Analysts declared yesterday that shares in Invensys, the automation and controls group, could be worth nothing as expectations of an earnings recovery at the troubled electronic equipment manufacturer receded.

The company's shares, already under siege after a massive restructuring this year, fell 13.5 per cent to 11.25p on the back of the latest analyst downgrade.

Colin Grant, an analyst at Dresdner Kleinwort Wasserstein (DKW), said Invensys shares were likely to trade "in a range between 0 tp 15p" and slapped his own price target of 5p on the stock.

However, Mr Grant cautioned investors that even 5p was "a nominal level" and that he believed there would be no bid for the company given the ongoing operating problems and the pension poison pill.

In February Invensys secured a £2.7bn refinancing agreement with creditors, which included a £447m fund raising from shareholders. It has been dogged by poor trading but also financial problems, including a pension deficit of more than £800m.

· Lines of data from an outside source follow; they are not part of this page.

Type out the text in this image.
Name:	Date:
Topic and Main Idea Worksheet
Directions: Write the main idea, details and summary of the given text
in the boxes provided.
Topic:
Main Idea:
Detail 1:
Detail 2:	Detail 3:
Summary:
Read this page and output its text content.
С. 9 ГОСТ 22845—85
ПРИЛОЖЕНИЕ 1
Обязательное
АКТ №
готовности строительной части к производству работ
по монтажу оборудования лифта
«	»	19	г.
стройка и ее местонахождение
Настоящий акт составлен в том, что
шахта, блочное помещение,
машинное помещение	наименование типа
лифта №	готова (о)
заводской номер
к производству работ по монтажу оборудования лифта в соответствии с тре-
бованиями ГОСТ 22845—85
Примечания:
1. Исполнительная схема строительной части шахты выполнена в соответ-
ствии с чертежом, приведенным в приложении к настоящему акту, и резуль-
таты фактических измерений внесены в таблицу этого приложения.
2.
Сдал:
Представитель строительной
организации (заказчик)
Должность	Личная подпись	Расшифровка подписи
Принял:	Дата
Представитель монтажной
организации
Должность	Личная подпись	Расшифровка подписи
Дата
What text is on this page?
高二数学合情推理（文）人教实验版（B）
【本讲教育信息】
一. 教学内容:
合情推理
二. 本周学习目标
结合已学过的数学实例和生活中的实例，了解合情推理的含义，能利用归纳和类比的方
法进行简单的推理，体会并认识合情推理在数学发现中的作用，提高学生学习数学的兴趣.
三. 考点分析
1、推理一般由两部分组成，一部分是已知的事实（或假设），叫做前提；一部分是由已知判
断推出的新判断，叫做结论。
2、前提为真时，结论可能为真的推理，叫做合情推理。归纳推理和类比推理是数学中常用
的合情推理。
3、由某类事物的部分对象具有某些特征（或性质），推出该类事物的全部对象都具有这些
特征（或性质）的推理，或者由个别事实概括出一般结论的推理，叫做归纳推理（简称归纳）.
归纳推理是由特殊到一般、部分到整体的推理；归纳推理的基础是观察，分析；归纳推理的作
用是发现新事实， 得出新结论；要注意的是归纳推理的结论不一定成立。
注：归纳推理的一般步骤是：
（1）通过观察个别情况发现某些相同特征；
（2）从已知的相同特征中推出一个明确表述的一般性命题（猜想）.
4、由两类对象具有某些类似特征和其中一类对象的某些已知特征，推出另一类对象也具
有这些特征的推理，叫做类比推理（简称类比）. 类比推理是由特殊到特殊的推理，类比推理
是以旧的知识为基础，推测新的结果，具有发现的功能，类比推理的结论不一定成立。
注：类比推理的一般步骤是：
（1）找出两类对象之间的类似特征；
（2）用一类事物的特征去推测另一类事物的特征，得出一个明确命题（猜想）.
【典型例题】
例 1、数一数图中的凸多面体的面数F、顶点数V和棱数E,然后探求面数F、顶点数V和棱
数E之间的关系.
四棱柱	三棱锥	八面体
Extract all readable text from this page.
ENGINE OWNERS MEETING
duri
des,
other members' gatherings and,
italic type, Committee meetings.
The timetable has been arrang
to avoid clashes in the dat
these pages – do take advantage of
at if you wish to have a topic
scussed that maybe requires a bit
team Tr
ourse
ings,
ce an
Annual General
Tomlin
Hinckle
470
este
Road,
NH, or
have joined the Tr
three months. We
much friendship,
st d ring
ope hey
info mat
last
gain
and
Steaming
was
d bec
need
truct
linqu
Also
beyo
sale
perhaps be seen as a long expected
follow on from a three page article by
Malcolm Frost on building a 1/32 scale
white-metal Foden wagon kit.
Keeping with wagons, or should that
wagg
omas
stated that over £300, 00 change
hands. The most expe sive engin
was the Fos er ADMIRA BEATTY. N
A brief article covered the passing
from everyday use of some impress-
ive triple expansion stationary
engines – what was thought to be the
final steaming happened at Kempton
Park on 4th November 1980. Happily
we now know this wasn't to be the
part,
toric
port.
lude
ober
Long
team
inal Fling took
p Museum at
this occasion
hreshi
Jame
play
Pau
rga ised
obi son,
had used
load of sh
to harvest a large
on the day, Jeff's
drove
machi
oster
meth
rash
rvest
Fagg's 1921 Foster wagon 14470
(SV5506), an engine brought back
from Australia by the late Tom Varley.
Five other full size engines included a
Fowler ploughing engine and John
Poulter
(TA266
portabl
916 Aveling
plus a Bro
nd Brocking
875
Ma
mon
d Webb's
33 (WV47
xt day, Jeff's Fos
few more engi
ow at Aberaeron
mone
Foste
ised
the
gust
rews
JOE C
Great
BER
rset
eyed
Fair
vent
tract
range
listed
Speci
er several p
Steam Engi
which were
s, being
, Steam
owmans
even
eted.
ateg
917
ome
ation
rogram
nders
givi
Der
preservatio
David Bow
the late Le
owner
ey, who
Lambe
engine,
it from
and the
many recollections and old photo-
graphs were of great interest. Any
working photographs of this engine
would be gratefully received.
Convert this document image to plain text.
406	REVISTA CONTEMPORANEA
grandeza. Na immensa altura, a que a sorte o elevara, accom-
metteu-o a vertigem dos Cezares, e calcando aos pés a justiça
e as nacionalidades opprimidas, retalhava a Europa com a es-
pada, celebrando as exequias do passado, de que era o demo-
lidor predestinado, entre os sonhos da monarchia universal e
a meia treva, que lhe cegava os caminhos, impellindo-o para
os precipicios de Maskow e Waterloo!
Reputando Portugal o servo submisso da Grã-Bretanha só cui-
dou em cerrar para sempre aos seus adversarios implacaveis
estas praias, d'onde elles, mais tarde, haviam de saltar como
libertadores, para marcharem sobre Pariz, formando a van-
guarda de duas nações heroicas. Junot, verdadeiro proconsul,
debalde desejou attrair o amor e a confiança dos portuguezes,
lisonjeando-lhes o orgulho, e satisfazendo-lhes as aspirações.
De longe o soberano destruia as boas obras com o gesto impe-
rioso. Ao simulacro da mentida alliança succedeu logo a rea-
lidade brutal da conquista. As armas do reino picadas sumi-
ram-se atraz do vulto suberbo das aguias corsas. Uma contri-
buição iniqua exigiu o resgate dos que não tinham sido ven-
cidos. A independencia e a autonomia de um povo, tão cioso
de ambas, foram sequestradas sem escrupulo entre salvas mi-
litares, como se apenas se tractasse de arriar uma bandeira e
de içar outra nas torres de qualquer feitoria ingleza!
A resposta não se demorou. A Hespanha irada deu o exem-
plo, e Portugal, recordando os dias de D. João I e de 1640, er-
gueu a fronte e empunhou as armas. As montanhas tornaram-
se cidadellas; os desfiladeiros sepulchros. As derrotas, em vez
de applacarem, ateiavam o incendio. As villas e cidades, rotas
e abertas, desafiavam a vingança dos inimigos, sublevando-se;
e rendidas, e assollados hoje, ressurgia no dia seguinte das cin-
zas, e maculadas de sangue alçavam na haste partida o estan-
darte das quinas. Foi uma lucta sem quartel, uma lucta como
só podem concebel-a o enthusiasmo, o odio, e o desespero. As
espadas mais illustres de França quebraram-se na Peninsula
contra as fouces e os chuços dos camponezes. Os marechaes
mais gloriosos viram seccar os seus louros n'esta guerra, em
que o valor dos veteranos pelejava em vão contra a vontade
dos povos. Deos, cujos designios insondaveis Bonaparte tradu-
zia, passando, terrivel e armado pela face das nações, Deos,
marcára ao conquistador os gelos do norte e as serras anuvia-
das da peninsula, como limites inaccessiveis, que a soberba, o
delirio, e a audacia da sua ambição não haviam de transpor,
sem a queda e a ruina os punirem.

Earlier this month Merrill Lynch issued a sell note, saying the company needed a substantial injection of equity of at least £500m to help stabilise its financial performance.

Yesterday's downgrade from DKW said: "We have re-evaluated our estimates on the stock after the [first quarter]results and the continued downturn in the OECD leading indicator. Consequently we have cut our full-year earnings per share to 0.2p from 0.6p and reduced our price target to 5p from 12p."

Invensys dismissed the research note. A spokesman said: "There's nothing new in it."